Quite a discussion. There's much that was strung together that might better be sifted into piles.
Moses, for example. Moses was an educated man in charge of a host of ignorant, illiterate peasants who firmly believed in magical thinking. Golden idols, etc. So he knew he couldn't make any headway with them by saying, "I'm an educated gent, and I can tell you you're wrong." He couldn't say, "We're in the desert, you fool, and if you eat that pork that's been lying around for three days, you're gonna get trichinosis." Nope. He said, "GOD SAYS pork is UNCLEAN!" And then it's on to commandments given on the mountain, etc. But the jews were "people of the book," which was their salvation. They valued study of the Torah. Which translated to the value of study in general. And that--and prohibitions against their indulgence in other professions, plus Vatican usury laws--sent them into banking and scholarship and physics and other intellectual pursuits of value to all of us.

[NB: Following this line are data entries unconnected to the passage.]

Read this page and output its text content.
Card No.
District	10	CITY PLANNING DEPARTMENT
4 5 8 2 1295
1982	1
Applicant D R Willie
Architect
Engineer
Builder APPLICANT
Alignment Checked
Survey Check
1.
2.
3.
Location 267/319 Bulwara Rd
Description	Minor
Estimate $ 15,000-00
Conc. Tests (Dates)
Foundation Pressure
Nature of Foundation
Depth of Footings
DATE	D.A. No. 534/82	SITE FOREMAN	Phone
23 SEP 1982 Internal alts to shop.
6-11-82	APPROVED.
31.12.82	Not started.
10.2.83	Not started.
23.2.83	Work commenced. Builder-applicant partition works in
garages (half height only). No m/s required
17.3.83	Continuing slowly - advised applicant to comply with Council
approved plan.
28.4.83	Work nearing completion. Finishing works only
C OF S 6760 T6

Now, as to truth. Most embrace a specific "truth" because it suits their disposition while giving their poor little egos some reason besides accomplishment to feel themselves superior to their neighbors. (Read your Hoffer. And, of course, your Thoreau: "If anything trouble a man, if he has a pain in his bowels even, he forthwith begins reforming the world.") The real question is why one can't be happy in his beliefs unless he can impose them on others. Why, for example--a simple one, admittedly--does someone claim to be allergic to perfumes. Of those who have been tested, the only ones to respond did so only at the threshold of smell. Very strange. Could the real issues be "victimization" and control.
But, of course, the worst of all truths is the current one. Beware, my friends, of the zeitgeist. The temper of times is no guide to rational thought.